Breathing into your abdomen activates the diaphragm muscle more. As the diaphragm contracts, it pushes downwards on abdominal organs. This measurably moves abdominal organs, effectively massaging them. This type of respiration also increases oxygen levels in the blood and stabilizes the autonomic nervous system, allowing hormones, mood , and control of unconscious body activities like blood pressure to rebalance.
Assess Your Respiration
When I stop for a moment during the day to monitor my breathing I often find that I’m holding my breath or that I’m breathing shallowly mostly with my chest. A good way to assess your breathing is to place a hand on your abdomen and feel if it expands as you inhale and contracts as you exhale. Usually if I’m not breathing properly I feel tension in my body that dissipates as I consciously breathe.
Conscious breathing isn’t complicated but it may take a while to get good at it and remember to do it. I recommend at least twice a day checking in with yourself and practicing conscious respiration until you feel calm and centered.
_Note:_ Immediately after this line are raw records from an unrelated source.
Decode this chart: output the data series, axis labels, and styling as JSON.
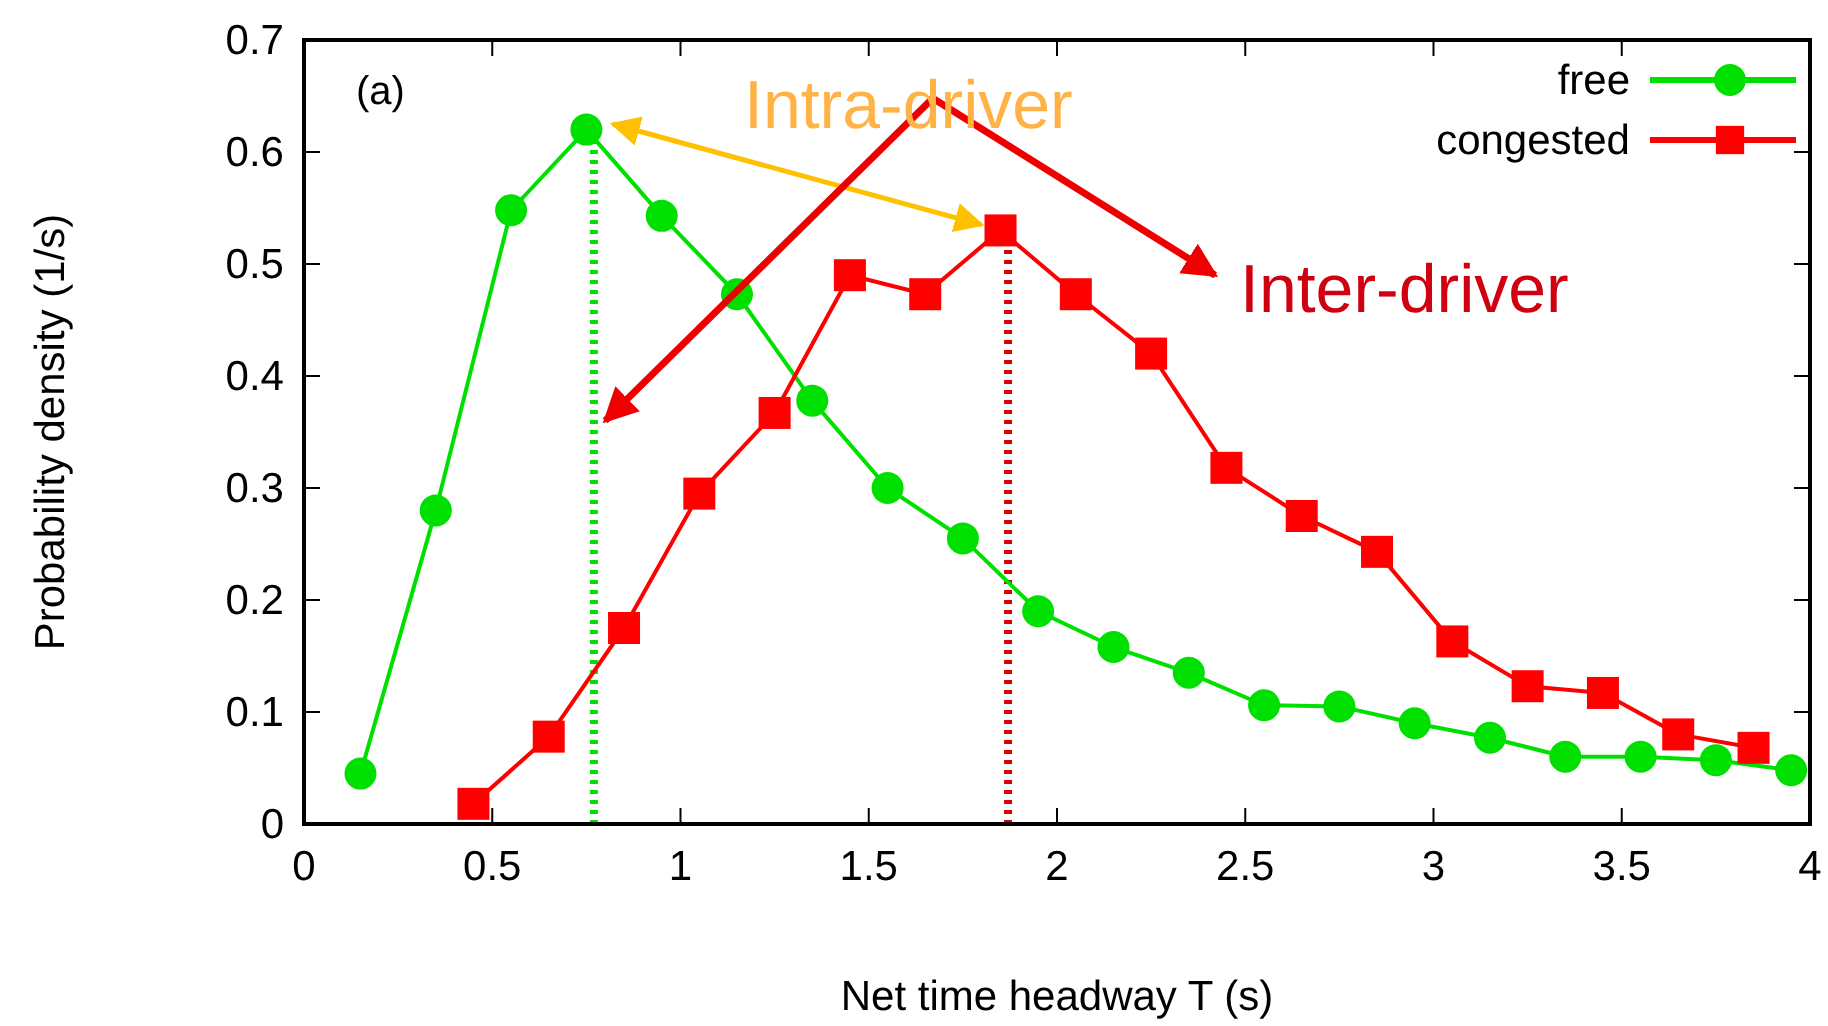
{
  "chart_data": {
    "type": "line",
    "xlabel": "Net time headway T (s)",
    "ylabel": "Probability density (1/s)",
    "xlim": [
      0,
      4
    ],
    "xticks": [
      0,
      0.5,
      1,
      1.5,
      2,
      2.5,
      3,
      3.5,
      4
    ],
    "ylim": [
      0,
      0.7
    ],
    "yticks": [
      0,
      0.1,
      0.2,
      0.3,
      0.4,
      0.5,
      0.6,
      0.7
    ],
    "grid": false,
    "legend": "top right",
    "line_style": "solid",
    "series": [
      {
        "name": "free",
        "color": "#00e000",
        "marker": "circle",
        "x": [
          0.15,
          0.35,
          0.55,
          0.75,
          0.95,
          1.15,
          1.35,
          1.55,
          1.75,
          1.95,
          2.15,
          2.35,
          2.55,
          2.75,
          2.95,
          3.15,
          3.35,
          3.55,
          3.75,
          3.95
        ],
        "values": [
          0.045,
          0.28,
          0.548,
          0.62,
          0.543,
          0.473,
          0.378,
          0.3,
          0.255,
          0.19,
          0.158,
          0.135,
          0.106,
          0.105,
          0.09,
          0.077,
          0.06,
          0.06,
          0.057,
          0.048
        ]
      },
      {
        "name": "congested",
        "color": "#ff0000",
        "marker": "square",
        "x": [
          0.45,
          0.65,
          0.85,
          1.05,
          1.25,
          1.45,
          1.65,
          1.85,
          2.05,
          2.25,
          2.45,
          2.65,
          2.85,
          3.05,
          3.25,
          3.45,
          3.65,
          3.85
        ],
        "values": [
          0.018,
          0.078,
          0.175,
          0.295,
          0.367,
          0.49,
          0.473,
          0.53,
          0.473,
          0.42,
          0.318,
          0.275,
          0.243,
          0.163,
          0.123,
          0.117,
          0.08,
          0.068
        ]
      }
    ],
    "ref_lines": [
      {
        "axis": "x",
        "value": 0.77,
        "color": "#00e000",
        "line_style": "dotted"
      },
      {
        "axis": "x",
        "value": 1.87,
        "color": "#dd0000",
        "line_style": "dotted"
      }
    ],
    "annotations": [
      "(a)",
      "Intra-driver",
      "Inter-driver"
    ]
  }
}
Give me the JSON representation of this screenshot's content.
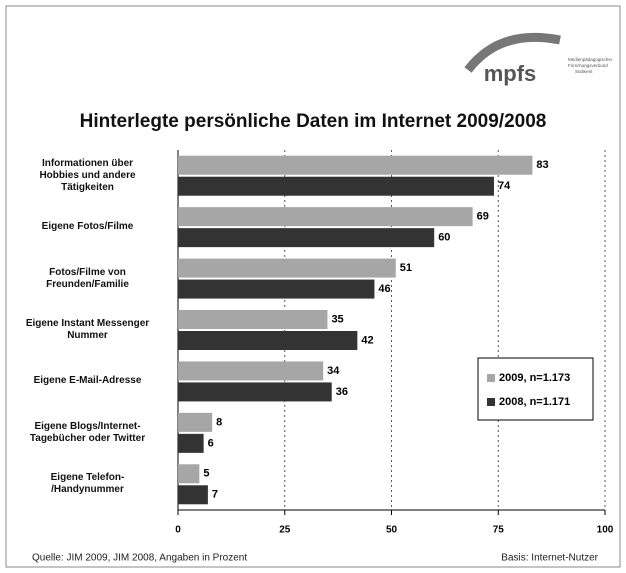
{
  "chart_data": {
    "type": "bar",
    "orientation": "horizontal",
    "title": "Hinterlegte persönliche Daten im Internet 2009/2008",
    "logo": {
      "name": "mpfs",
      "lines": [
        "Medienpädagogischer",
        "Forschungsverbund",
        "Südwest"
      ]
    },
    "categories": [
      "Informationen über\nHobbies und andere\nTätigkeiten",
      "Eigene Fotos/Filme",
      "Fotos/Filme von\nFreunden/Familie",
      "Eigene Instant Messenger\nNummer",
      "Eigene E-Mail-Adresse",
      "Eigene Blogs/Internet-\nTagebücher oder Twitter",
      "Eigene Telefon-\n/Handynummer"
    ],
    "series": [
      {
        "name": "2009, n=1.173",
        "color": "#a6a6a6",
        "values": [
          83,
          69,
          51,
          35,
          34,
          8,
          5
        ]
      },
      {
        "name": "2008, n=1.171",
        "color": "#333333",
        "values": [
          74,
          60,
          46,
          42,
          36,
          6,
          7
        ]
      }
    ],
    "xlim": [
      0,
      100
    ],
    "xticks": [
      0,
      25,
      50,
      75,
      100
    ],
    "grid": true,
    "legend": "lower right",
    "source": "Quelle: JIM 2009, JIM 2008, Angaben in Prozent",
    "note": "Basis: Internet-Nutzer"
  }
}
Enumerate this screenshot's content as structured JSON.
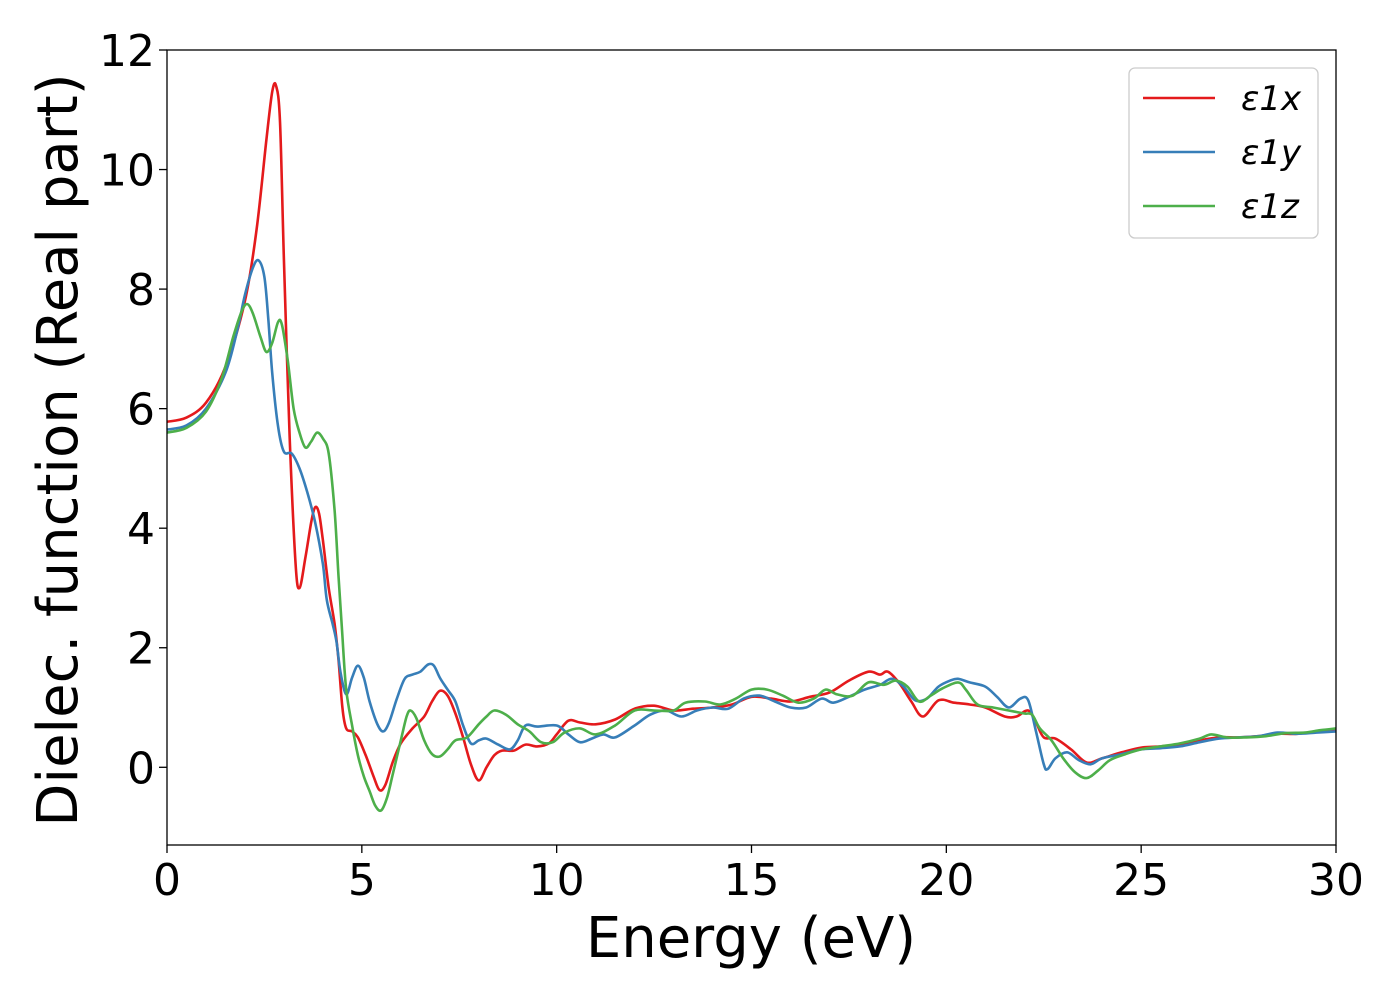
{
  "chart_data": {
    "type": "line",
    "xlabel": "Energy (eV)",
    "ylabel": "Dielec. function (Real part)",
    "xlim": [
      0,
      30
    ],
    "ylim": [
      -1.3,
      12
    ],
    "xticks": [
      0,
      5,
      10,
      15,
      20,
      25,
      30
    ],
    "yticks": [
      0,
      2,
      4,
      6,
      8,
      10,
      12
    ],
    "legend_position": "top-right",
    "grid": false,
    "series": [
      {
        "name": "ε1x",
        "color": "#e41a1c",
        "points": [
          [
            0,
            5.78
          ],
          [
            0.5,
            5.85
          ],
          [
            1,
            6.1
          ],
          [
            1.5,
            6.7
          ],
          [
            2,
            7.8
          ],
          [
            2.3,
            9.0
          ],
          [
            2.55,
            10.5
          ],
          [
            2.7,
            11.3
          ],
          [
            2.8,
            11.4
          ],
          [
            2.9,
            10.8
          ],
          [
            3.0,
            8.5
          ],
          [
            3.15,
            5.5
          ],
          [
            3.3,
            3.4
          ],
          [
            3.4,
            3.0
          ],
          [
            3.55,
            3.5
          ],
          [
            3.7,
            4.1
          ],
          [
            3.8,
            4.35
          ],
          [
            3.9,
            4.25
          ],
          [
            4.0,
            3.8
          ],
          [
            4.15,
            3.0
          ],
          [
            4.3,
            2.4
          ],
          [
            4.4,
            1.8
          ],
          [
            4.5,
            1.0
          ],
          [
            4.6,
            0.65
          ],
          [
            4.75,
            0.6
          ],
          [
            4.9,
            0.5
          ],
          [
            5.1,
            0.2
          ],
          [
            5.3,
            -0.15
          ],
          [
            5.45,
            -0.38
          ],
          [
            5.6,
            -0.3
          ],
          [
            5.8,
            0.1
          ],
          [
            6.0,
            0.4
          ],
          [
            6.3,
            0.65
          ],
          [
            6.6,
            0.85
          ],
          [
            6.8,
            1.1
          ],
          [
            7.0,
            1.28
          ],
          [
            7.2,
            1.2
          ],
          [
            7.4,
            0.9
          ],
          [
            7.6,
            0.5
          ],
          [
            7.8,
            0.05
          ],
          [
            8.0,
            -0.22
          ],
          [
            8.2,
            0.0
          ],
          [
            8.4,
            0.2
          ],
          [
            8.6,
            0.28
          ],
          [
            8.9,
            0.28
          ],
          [
            9.2,
            0.38
          ],
          [
            9.5,
            0.35
          ],
          [
            9.8,
            0.4
          ],
          [
            10.0,
            0.55
          ],
          [
            10.3,
            0.78
          ],
          [
            10.6,
            0.75
          ],
          [
            11.0,
            0.72
          ],
          [
            11.5,
            0.8
          ],
          [
            12.0,
            0.98
          ],
          [
            12.5,
            1.03
          ],
          [
            13.0,
            0.95
          ],
          [
            13.5,
            0.98
          ],
          [
            14.0,
            1.0
          ],
          [
            14.5,
            1.05
          ],
          [
            15.0,
            1.18
          ],
          [
            15.5,
            1.15
          ],
          [
            16.0,
            1.1
          ],
          [
            16.5,
            1.18
          ],
          [
            17.0,
            1.25
          ],
          [
            17.5,
            1.45
          ],
          [
            18.0,
            1.6
          ],
          [
            18.3,
            1.55
          ],
          [
            18.5,
            1.6
          ],
          [
            18.8,
            1.4
          ],
          [
            19.1,
            1.1
          ],
          [
            19.4,
            0.85
          ],
          [
            19.8,
            1.12
          ],
          [
            20.2,
            1.08
          ],
          [
            20.6,
            1.05
          ],
          [
            21.0,
            1.0
          ],
          [
            21.5,
            0.85
          ],
          [
            21.8,
            0.85
          ],
          [
            22.1,
            0.95
          ],
          [
            22.3,
            0.75
          ],
          [
            22.5,
            0.5
          ],
          [
            22.8,
            0.48
          ],
          [
            23.2,
            0.3
          ],
          [
            23.6,
            0.08
          ],
          [
            24.0,
            0.15
          ],
          [
            24.5,
            0.25
          ],
          [
            25.0,
            0.33
          ],
          [
            25.5,
            0.35
          ],
          [
            26.0,
            0.38
          ],
          [
            26.5,
            0.45
          ],
          [
            27.0,
            0.5
          ],
          [
            27.5,
            0.5
          ],
          [
            28.0,
            0.52
          ],
          [
            28.5,
            0.56
          ],
          [
            29.0,
            0.56
          ],
          [
            29.5,
            0.6
          ],
          [
            30.0,
            0.62
          ]
        ]
      },
      {
        "name": "ε1y",
        "color": "#377eb8",
        "points": [
          [
            0,
            5.65
          ],
          [
            0.5,
            5.72
          ],
          [
            1,
            6.0
          ],
          [
            1.5,
            6.6
          ],
          [
            1.8,
            7.3
          ],
          [
            2.0,
            7.9
          ],
          [
            2.2,
            8.35
          ],
          [
            2.35,
            8.48
          ],
          [
            2.5,
            8.2
          ],
          [
            2.6,
            7.5
          ],
          [
            2.7,
            6.6
          ],
          [
            2.85,
            5.7
          ],
          [
            3.0,
            5.28
          ],
          [
            3.2,
            5.25
          ],
          [
            3.4,
            5.0
          ],
          [
            3.6,
            4.6
          ],
          [
            3.8,
            4.1
          ],
          [
            4.0,
            3.4
          ],
          [
            4.1,
            2.8
          ],
          [
            4.25,
            2.4
          ],
          [
            4.35,
            2.1
          ],
          [
            4.45,
            1.6
          ],
          [
            4.6,
            1.22
          ],
          [
            4.75,
            1.5
          ],
          [
            4.9,
            1.7
          ],
          [
            5.05,
            1.5
          ],
          [
            5.2,
            1.1
          ],
          [
            5.4,
            0.72
          ],
          [
            5.55,
            0.6
          ],
          [
            5.7,
            0.75
          ],
          [
            5.9,
            1.15
          ],
          [
            6.1,
            1.48
          ],
          [
            6.3,
            1.55
          ],
          [
            6.5,
            1.6
          ],
          [
            6.7,
            1.72
          ],
          [
            6.85,
            1.7
          ],
          [
            7.0,
            1.5
          ],
          [
            7.2,
            1.3
          ],
          [
            7.4,
            1.1
          ],
          [
            7.6,
            0.7
          ],
          [
            7.8,
            0.4
          ],
          [
            8.0,
            0.45
          ],
          [
            8.2,
            0.48
          ],
          [
            8.5,
            0.38
          ],
          [
            8.8,
            0.3
          ],
          [
            9.0,
            0.45
          ],
          [
            9.2,
            0.7
          ],
          [
            9.5,
            0.68
          ],
          [
            10.0,
            0.7
          ],
          [
            10.3,
            0.55
          ],
          [
            10.6,
            0.42
          ],
          [
            10.9,
            0.48
          ],
          [
            11.2,
            0.55
          ],
          [
            11.5,
            0.5
          ],
          [
            12.0,
            0.7
          ],
          [
            12.4,
            0.88
          ],
          [
            12.8,
            0.95
          ],
          [
            13.2,
            0.85
          ],
          [
            13.6,
            0.95
          ],
          [
            14.0,
            1.0
          ],
          [
            14.4,
            0.98
          ],
          [
            14.8,
            1.15
          ],
          [
            15.2,
            1.2
          ],
          [
            15.6,
            1.1
          ],
          [
            16.0,
            1.0
          ],
          [
            16.4,
            1.0
          ],
          [
            16.8,
            1.15
          ],
          [
            17.1,
            1.08
          ],
          [
            17.5,
            1.18
          ],
          [
            17.9,
            1.3
          ],
          [
            18.3,
            1.38
          ],
          [
            18.6,
            1.48
          ],
          [
            18.9,
            1.35
          ],
          [
            19.2,
            1.12
          ],
          [
            19.5,
            1.15
          ],
          [
            19.8,
            1.35
          ],
          [
            20.1,
            1.45
          ],
          [
            20.3,
            1.48
          ],
          [
            20.6,
            1.42
          ],
          [
            21.0,
            1.35
          ],
          [
            21.3,
            1.18
          ],
          [
            21.6,
            1.0
          ],
          [
            21.9,
            1.15
          ],
          [
            22.1,
            1.12
          ],
          [
            22.3,
            0.6
          ],
          [
            22.5,
            0.05
          ],
          [
            22.6,
            -0.03
          ],
          [
            22.8,
            0.15
          ],
          [
            23.1,
            0.25
          ],
          [
            23.4,
            0.12
          ],
          [
            23.7,
            0.05
          ],
          [
            24.0,
            0.15
          ],
          [
            24.5,
            0.22
          ],
          [
            25.0,
            0.3
          ],
          [
            25.5,
            0.32
          ],
          [
            26.0,
            0.35
          ],
          [
            26.5,
            0.42
          ],
          [
            27.0,
            0.48
          ],
          [
            27.5,
            0.5
          ],
          [
            28.0,
            0.52
          ],
          [
            28.5,
            0.58
          ],
          [
            29.0,
            0.56
          ],
          [
            29.5,
            0.58
          ],
          [
            30.0,
            0.6
          ]
        ]
      },
      {
        "name": "ε1z",
        "color": "#4daf4a",
        "points": [
          [
            0,
            5.6
          ],
          [
            0.5,
            5.68
          ],
          [
            1,
            5.95
          ],
          [
            1.4,
            6.5
          ],
          [
            1.7,
            7.2
          ],
          [
            1.9,
            7.6
          ],
          [
            2.05,
            7.75
          ],
          [
            2.2,
            7.6
          ],
          [
            2.4,
            7.2
          ],
          [
            2.55,
            6.95
          ],
          [
            2.7,
            7.1
          ],
          [
            2.85,
            7.45
          ],
          [
            2.95,
            7.4
          ],
          [
            3.1,
            6.8
          ],
          [
            3.25,
            6.0
          ],
          [
            3.4,
            5.6
          ],
          [
            3.55,
            5.35
          ],
          [
            3.7,
            5.45
          ],
          [
            3.85,
            5.6
          ],
          [
            4.0,
            5.5
          ],
          [
            4.15,
            5.25
          ],
          [
            4.3,
            4.3
          ],
          [
            4.4,
            3.2
          ],
          [
            4.5,
            2.2
          ],
          [
            4.6,
            1.3
          ],
          [
            4.75,
            0.7
          ],
          [
            4.9,
            0.2
          ],
          [
            5.05,
            -0.15
          ],
          [
            5.2,
            -0.4
          ],
          [
            5.35,
            -0.65
          ],
          [
            5.5,
            -0.72
          ],
          [
            5.65,
            -0.5
          ],
          [
            5.8,
            -0.1
          ],
          [
            6.0,
            0.45
          ],
          [
            6.15,
            0.85
          ],
          [
            6.25,
            0.95
          ],
          [
            6.4,
            0.82
          ],
          [
            6.6,
            0.45
          ],
          [
            6.8,
            0.22
          ],
          [
            7.0,
            0.18
          ],
          [
            7.2,
            0.3
          ],
          [
            7.4,
            0.45
          ],
          [
            7.7,
            0.5
          ],
          [
            8.0,
            0.72
          ],
          [
            8.2,
            0.85
          ],
          [
            8.4,
            0.95
          ],
          [
            8.7,
            0.88
          ],
          [
            9.0,
            0.72
          ],
          [
            9.3,
            0.6
          ],
          [
            9.6,
            0.42
          ],
          [
            9.9,
            0.42
          ],
          [
            10.2,
            0.58
          ],
          [
            10.6,
            0.65
          ],
          [
            11.0,
            0.55
          ],
          [
            11.5,
            0.7
          ],
          [
            12.0,
            0.95
          ],
          [
            12.5,
            0.95
          ],
          [
            13.0,
            0.95
          ],
          [
            13.3,
            1.08
          ],
          [
            13.8,
            1.1
          ],
          [
            14.2,
            1.05
          ],
          [
            14.6,
            1.15
          ],
          [
            15.0,
            1.3
          ],
          [
            15.4,
            1.3
          ],
          [
            15.8,
            1.2
          ],
          [
            16.2,
            1.08
          ],
          [
            16.6,
            1.15
          ],
          [
            16.9,
            1.3
          ],
          [
            17.2,
            1.22
          ],
          [
            17.6,
            1.2
          ],
          [
            18.0,
            1.42
          ],
          [
            18.4,
            1.38
          ],
          [
            18.7,
            1.45
          ],
          [
            19.0,
            1.35
          ],
          [
            19.3,
            1.1
          ],
          [
            19.6,
            1.2
          ],
          [
            19.9,
            1.32
          ],
          [
            20.3,
            1.42
          ],
          [
            20.5,
            1.3
          ],
          [
            20.8,
            1.05
          ],
          [
            21.2,
            1.0
          ],
          [
            21.6,
            0.95
          ],
          [
            22.0,
            0.9
          ],
          [
            22.2,
            0.88
          ],
          [
            22.4,
            0.65
          ],
          [
            22.7,
            0.45
          ],
          [
            23.0,
            0.15
          ],
          [
            23.3,
            -0.08
          ],
          [
            23.6,
            -0.18
          ],
          [
            23.9,
            -0.05
          ],
          [
            24.2,
            0.12
          ],
          [
            24.6,
            0.22
          ],
          [
            25.0,
            0.3
          ],
          [
            25.5,
            0.35
          ],
          [
            26.0,
            0.4
          ],
          [
            26.5,
            0.48
          ],
          [
            26.8,
            0.55
          ],
          [
            27.2,
            0.5
          ],
          [
            27.7,
            0.5
          ],
          [
            28.2,
            0.52
          ],
          [
            28.7,
            0.57
          ],
          [
            29.2,
            0.58
          ],
          [
            29.6,
            0.62
          ],
          [
            30.0,
            0.65
          ]
        ]
      }
    ]
  }
}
This might just be one to three complete breaths but you may want to do more. I encourage this practice especially in times of stress, like before a job interview an important presentation or a big game.
To do it, simply breathe in through your nose slowly and smoothly, gently filling up your chest and abdomen. You can do this anytime and anywhere; nobody has to be aware you’re doing it. Focus on breathing deeply and expanding you core and abdomen outward. Exhale slowly, and smoothly, taking slightly longer than your inhalation. Focus on feeling your body as this happens and the sensation of oxygen passing in and out of your lungs. Try it now.